Avant de produire une pièce, il faut parfois commencer par acheter la machine. À Villeneuve-d’Ascq, Centrale Lille Institut cherche à équiper son atelier de fabrication d’un centre d’usinage à commande numérique, à broche verticale et cinq axes continus. Une machine capable de travailler une pièce sous plusieurs angles, avec la précision et les contraintes que l’industrie impose très vite.
Le marché a été publié le 7 mai. Il prévoit la fourniture, la livraison, l’installation, le raccordement, les essais, la mise en service et la formation des utilisateurs. Les offres sont attendues jusqu’au 8 juin à 10 heures. Le prix comptera pour 40 % dans le choix final, mais l’établissement regardera aussi la valeur technique, la maintenance, la garantie, les délais et la démarche environnementale du fournisseur.
Pris seul, l’avis peut sembler réservé aux spécialistes. Il dit pourtant une chose simple sur la formation des ingénieurs: on ne comprend pas vraiment la fabrication seulement depuis un écran. Un centre d’usinage oblige à penser les trajectoires, la sécurité, les reprises, l’état de surface, l’usure des outils, le bruit d’une erreur et le temps nécessaire pour obtenir une pièce correcte. C’est aussi cela, apprendre l’industrie.
Le dossier disponible ne précise pas encore quelles formations, quels laboratoires ou quels projets utiliseront directement l’équipement. Il indique en revanche une destination claire: l’atelier de fabrication de Centrale Lille, sur la Cité scientifique. L’établissement dispose déjà de plateformes d’ingénierie et de technologie autour des matériaux, de la fabrication additive, de la fonderie, de la robotique ou de l’industrie 4.0. Le futur centre d’usinage s’inscrit dans cette zone entre cours, laboratoire et production concrète.
Dans les Hauts-de-France, ce lien a un poids très concret. L’Observatoire Compétences Industries estime que l’interindustrie régionale représente 244 000 salariés et devra absorber environ 37 000 recrutements par an d’ici 2030. Dans le bassin de Lille, France Travail signale encore des recrutements difficiles dans plusieurs métiers techniques, notamment autour de la conduite d’équipements d’usinage et du travail des métaux.

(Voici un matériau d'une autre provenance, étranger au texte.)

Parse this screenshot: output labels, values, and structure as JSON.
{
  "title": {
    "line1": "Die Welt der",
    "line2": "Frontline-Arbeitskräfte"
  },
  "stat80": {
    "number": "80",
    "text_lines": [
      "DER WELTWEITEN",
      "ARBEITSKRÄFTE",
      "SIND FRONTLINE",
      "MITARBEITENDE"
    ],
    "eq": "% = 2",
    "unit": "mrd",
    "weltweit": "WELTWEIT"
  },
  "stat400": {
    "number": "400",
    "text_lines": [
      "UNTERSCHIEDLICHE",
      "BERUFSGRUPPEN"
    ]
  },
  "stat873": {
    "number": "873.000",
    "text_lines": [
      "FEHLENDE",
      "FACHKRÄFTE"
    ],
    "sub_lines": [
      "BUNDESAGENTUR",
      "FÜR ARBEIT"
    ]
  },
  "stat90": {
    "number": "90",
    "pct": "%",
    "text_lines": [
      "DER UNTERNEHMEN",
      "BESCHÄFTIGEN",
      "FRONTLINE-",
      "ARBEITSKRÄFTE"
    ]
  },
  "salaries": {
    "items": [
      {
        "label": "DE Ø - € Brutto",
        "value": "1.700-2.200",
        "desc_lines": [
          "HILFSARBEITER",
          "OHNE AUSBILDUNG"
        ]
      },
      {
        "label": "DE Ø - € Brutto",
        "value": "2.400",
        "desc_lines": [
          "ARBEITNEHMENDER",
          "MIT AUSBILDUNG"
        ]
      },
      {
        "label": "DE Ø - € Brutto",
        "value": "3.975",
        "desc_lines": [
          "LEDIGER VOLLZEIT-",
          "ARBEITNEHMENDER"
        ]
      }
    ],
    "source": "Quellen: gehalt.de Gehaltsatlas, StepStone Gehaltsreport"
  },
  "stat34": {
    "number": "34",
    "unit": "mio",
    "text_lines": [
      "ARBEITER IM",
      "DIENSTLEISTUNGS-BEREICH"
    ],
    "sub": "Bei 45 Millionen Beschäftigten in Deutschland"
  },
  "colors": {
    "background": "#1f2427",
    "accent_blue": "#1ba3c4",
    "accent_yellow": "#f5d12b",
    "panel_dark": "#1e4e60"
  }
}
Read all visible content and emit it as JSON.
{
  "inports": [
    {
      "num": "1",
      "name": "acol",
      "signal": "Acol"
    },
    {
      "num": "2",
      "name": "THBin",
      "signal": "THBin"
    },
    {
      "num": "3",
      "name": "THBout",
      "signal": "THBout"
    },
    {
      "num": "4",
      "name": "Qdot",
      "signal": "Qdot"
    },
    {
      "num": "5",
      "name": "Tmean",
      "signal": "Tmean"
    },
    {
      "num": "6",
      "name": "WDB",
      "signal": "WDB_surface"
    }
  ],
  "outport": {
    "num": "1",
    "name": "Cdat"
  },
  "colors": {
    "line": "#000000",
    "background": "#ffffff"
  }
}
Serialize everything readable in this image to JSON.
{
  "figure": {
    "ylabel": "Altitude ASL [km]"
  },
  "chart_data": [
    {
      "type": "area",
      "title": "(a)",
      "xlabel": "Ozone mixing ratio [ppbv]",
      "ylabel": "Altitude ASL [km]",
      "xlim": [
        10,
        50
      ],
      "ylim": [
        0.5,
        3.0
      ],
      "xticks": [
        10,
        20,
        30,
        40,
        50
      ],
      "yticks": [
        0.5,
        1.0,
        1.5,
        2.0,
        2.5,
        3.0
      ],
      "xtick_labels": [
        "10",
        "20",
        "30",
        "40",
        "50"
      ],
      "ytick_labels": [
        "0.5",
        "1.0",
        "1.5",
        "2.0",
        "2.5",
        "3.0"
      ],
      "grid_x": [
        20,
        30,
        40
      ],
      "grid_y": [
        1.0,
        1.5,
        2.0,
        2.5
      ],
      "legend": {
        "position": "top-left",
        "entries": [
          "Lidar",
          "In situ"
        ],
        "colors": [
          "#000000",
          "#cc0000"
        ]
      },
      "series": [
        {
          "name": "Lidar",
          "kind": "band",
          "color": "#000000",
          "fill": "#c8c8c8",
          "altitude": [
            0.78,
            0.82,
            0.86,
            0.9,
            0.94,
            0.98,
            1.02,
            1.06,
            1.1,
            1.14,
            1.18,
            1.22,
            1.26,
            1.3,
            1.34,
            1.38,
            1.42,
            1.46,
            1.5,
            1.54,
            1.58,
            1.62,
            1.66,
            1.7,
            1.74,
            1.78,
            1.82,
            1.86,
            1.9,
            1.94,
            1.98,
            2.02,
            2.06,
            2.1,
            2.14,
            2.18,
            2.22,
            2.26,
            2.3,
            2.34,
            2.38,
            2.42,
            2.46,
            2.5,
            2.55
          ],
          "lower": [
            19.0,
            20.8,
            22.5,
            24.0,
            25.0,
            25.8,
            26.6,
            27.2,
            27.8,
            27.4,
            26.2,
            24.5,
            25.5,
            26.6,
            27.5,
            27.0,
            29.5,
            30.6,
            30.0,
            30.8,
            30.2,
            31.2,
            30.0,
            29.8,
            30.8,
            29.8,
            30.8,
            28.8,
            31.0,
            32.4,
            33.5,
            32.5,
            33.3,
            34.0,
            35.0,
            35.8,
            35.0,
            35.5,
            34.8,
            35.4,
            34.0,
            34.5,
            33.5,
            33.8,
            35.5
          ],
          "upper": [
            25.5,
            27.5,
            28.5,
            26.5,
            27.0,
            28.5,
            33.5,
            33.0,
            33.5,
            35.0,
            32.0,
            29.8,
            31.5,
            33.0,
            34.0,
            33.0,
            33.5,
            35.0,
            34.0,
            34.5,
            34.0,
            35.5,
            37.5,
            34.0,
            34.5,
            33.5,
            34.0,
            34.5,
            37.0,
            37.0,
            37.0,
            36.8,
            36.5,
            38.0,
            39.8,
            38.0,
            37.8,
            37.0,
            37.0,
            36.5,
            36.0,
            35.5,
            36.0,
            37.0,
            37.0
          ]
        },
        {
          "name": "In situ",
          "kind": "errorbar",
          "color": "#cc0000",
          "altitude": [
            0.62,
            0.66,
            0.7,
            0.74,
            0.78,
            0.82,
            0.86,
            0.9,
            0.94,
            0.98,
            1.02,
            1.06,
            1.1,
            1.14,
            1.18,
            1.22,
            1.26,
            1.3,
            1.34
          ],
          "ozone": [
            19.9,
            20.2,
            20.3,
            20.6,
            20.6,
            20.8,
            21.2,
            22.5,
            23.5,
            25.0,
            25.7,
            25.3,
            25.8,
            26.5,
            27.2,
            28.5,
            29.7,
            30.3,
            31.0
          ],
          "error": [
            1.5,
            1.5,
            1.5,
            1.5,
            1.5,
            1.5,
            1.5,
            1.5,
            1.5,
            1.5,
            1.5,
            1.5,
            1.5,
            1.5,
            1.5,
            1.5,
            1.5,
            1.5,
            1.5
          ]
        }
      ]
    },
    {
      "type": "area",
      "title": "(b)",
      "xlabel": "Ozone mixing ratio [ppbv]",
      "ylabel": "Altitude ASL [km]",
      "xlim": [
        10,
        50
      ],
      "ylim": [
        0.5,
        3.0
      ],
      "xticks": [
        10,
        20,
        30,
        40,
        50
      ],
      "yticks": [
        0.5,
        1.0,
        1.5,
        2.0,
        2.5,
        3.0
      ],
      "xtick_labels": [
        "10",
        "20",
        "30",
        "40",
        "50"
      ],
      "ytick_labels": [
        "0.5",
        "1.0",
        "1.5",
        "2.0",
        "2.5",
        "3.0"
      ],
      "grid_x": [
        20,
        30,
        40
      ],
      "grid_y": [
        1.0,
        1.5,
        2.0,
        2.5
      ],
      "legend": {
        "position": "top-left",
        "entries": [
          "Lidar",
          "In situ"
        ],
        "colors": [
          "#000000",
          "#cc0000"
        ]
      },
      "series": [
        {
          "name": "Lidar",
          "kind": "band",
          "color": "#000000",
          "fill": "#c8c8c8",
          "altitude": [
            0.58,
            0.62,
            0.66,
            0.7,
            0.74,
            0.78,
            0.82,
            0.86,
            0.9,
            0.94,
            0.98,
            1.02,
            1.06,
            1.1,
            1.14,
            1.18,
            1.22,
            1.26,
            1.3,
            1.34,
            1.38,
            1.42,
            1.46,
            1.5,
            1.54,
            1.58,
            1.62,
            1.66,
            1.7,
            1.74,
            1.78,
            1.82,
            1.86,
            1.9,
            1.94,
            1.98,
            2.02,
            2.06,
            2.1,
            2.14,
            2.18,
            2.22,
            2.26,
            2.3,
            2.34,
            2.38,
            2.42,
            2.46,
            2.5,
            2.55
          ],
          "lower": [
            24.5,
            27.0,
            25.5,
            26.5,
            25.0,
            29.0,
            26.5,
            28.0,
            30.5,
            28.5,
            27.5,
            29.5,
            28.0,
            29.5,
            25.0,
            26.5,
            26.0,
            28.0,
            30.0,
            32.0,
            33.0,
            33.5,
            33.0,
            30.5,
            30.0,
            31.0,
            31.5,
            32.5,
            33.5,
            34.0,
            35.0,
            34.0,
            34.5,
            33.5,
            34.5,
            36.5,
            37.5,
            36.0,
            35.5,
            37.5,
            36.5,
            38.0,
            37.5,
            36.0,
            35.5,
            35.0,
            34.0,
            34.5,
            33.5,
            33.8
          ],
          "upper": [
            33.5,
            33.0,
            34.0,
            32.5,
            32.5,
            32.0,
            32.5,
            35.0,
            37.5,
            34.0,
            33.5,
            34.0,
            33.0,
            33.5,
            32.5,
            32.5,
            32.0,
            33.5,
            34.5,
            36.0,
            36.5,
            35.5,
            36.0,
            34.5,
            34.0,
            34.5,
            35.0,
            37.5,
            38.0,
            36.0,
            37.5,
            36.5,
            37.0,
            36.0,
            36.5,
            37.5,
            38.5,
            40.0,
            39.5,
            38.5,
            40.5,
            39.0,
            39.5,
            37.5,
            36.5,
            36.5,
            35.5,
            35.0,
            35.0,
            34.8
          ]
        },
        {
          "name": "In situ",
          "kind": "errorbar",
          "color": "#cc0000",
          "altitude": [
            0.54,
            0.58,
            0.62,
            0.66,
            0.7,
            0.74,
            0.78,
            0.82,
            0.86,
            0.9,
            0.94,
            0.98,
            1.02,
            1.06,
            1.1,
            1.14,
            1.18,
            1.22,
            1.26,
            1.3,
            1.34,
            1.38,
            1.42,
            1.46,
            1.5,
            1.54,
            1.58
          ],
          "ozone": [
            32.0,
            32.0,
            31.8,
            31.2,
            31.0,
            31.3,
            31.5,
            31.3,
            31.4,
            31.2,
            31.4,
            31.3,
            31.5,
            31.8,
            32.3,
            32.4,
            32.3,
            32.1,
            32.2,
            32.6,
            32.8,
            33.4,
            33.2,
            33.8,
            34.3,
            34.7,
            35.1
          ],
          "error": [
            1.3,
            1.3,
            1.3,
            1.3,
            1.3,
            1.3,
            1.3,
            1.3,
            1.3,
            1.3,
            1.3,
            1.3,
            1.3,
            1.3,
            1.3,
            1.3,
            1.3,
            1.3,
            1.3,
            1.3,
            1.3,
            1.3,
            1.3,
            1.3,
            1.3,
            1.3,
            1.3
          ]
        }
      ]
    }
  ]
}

La machine de Centrale Lille ne résoudra pas ces tensions à elle seule. Mais elle rappelle où une partie de la réponse se construit: dans des ateliers équipés, avec des étudiants et des équipes techniques qui passent du modèle à la matière. La réindustrialisation se raconte souvent à l’échelle des filières, des usines et des grands investissements. Elle dépend aussi de lieux plus discrets, où l’on apprend à fabriquer sans tricher avec la pièce.